28 de abril de 2014

Línea 9

- Hijadeputa

La anciana tiene el pelo completamente cano, níveo diría un escritor del siglo dieciocho, y ha soltado el insulto entre dientes al oído de su interlocutora, pero con el volumen suficiente como para que lo oiga ella, su nieta y las cinco personas que la rodeamos a las siete y media de la mañana en la línea nueve.
La afluencia de gente en esta franja horaria varía en cuestión de minutos. A las ocho menos cuarto el andén está lleno de gente que se afana y las escaleras se bajan de dos en dos y de tres en tres; diez minutos antes el ambiente es incluso relajado, adormilado y ralentizado por el madrugar, sucedido a cámara lenta y sin la premura del que no madruga tanto.

- Shhhh, eso no ¿eh? Madre, eso no

En los ojos de la anciana se apaga algo. Más bien, todo. La furia con la que ha insultado desaparece y parece no comprender lo que ha dicho unos segundos antes. De asesina a inocente permanente, de culpable a exculpada perenne. Ha olvidado lo que ha dicho, lo que quiere decir y lo que siempre ha pensado: sus ojos son los del cachorro que todavía no ha visto en la calle los peligros que le aguardan.

- Sí.

El tren que llega se le lleva los ojos y la mirada perdida y también el enfado a la hija, que tiene el pelo rizado y un poco revuelto, como la ama de casa que quiere estar a todo y no llega, y se peina y seca el pelo con prisa a las seis para poder darle el desayuno a la niña y vestir a la madre, tomarse el café con leche  y ponerse el traje de chaqueta rojo que le regalaron en su último cumpleaños, aquel que envejece en el armario sin que llegue ese día especial para el que quería reservarlo cuando lo desempaquetó.

Cuando entran en el vagón y varias personas se levantan uno recupera la fe en el ser humano, como si la buena intención del que cede el asiento redimiera mil años de comportamiento animal.
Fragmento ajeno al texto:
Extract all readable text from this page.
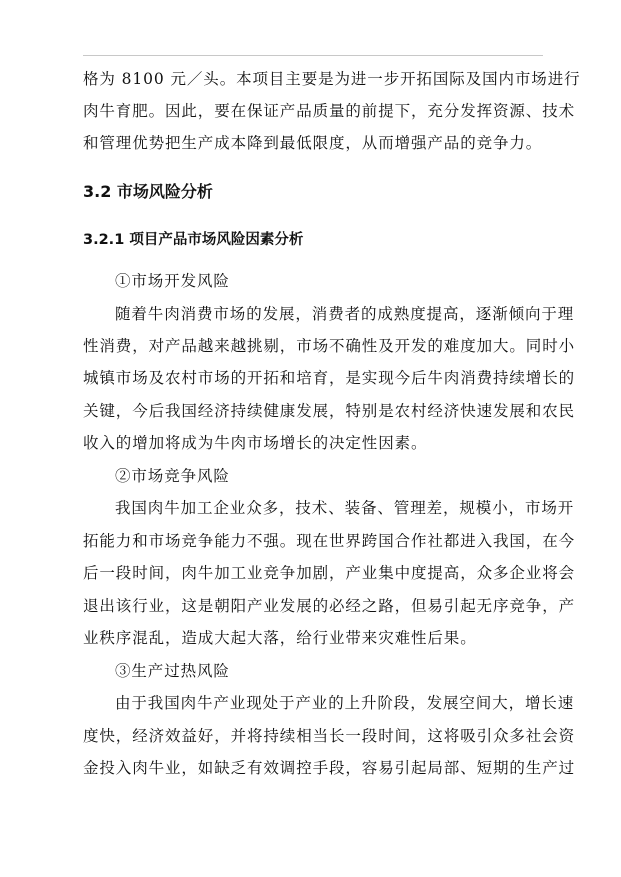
格为 8100 元／头。本项目主要是为进一步开拓国际及国内市场进行
肉牛育肥。因此，要在保证产品质量的前提下，充分发挥资源、技术
和管理优势把生产成本降到最低限度，从而增强产品的竞争力。
3.2 市场风险分析
3.2.1 项目产品市场风险因素分析
①市场开发风险
随着牛肉消费市场的发展，消费者的成熟度提高，逐渐倾向于理
性消费，对产品越来越挑剔，市场不确性及开发的难度加大。同时小
城镇市场及农村市场的开拓和培育，是实现今后牛肉消费持续增长的
关键，今后我国经济持续健康发展，特别是农村经济快速发展和农民
收入的增加将成为牛肉市场增长的决定性因素。
②市场竞争风险
我国肉牛加工企业众多，技术、装备、管理差，规模小，市场开
拓能力和市场竞争能力不强。现在世界跨国合作社都进入我国，在今
后一段时间，肉牛加工业竞争加剧，产业集中度提高，众多企业将会
退出该行业，这是朝阳产业发展的必经之路，但易引起无序竞争，产
业秩序混乱，造成大起大落，给行业带来灾难性后果。
③生产过热风险
由于我国肉牛产业现处于产业的上升阶段，发展空间大，增长速
度快，经济效益好，并将持续相当长一段时间，这将吸引众多社会资
金投入肉牛业，如缺乏有效调控手段，容易引起局部、短期的生产过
Casi se puede oír crujir la espalda de la anciana y la hija a la par mientras la nieta, la hija, arrastra su mochila entre piernas trajeadas y semblantes dormidos. La edad la dicta el chirriar del cuerpo y no los años y así lo demuestra cualquier trayecto en el transporte público de esta ciudad.

- Siéntese, madre, siéntese. Venga, siéntese, que la dejan sitio, siéntese.

Y la madre de la madre se sienta y extravía la vista en los pasajeros, mientras se suceden las estaciones: Duque de Pastrana, Colombia, Príncipe de Vergara. Ella se olvida de cada una al ritmo que llega, Duque de qué, Colom cómo, Príncipe de tal, bla-bla-bla de una voz robótica que advierte que hay salidas peligrosas, curvas sinuosas, paradas cada vez más lejos de aquel lugar que tu hija llama casa y tu ya no reconoces si quiera como algo habitual.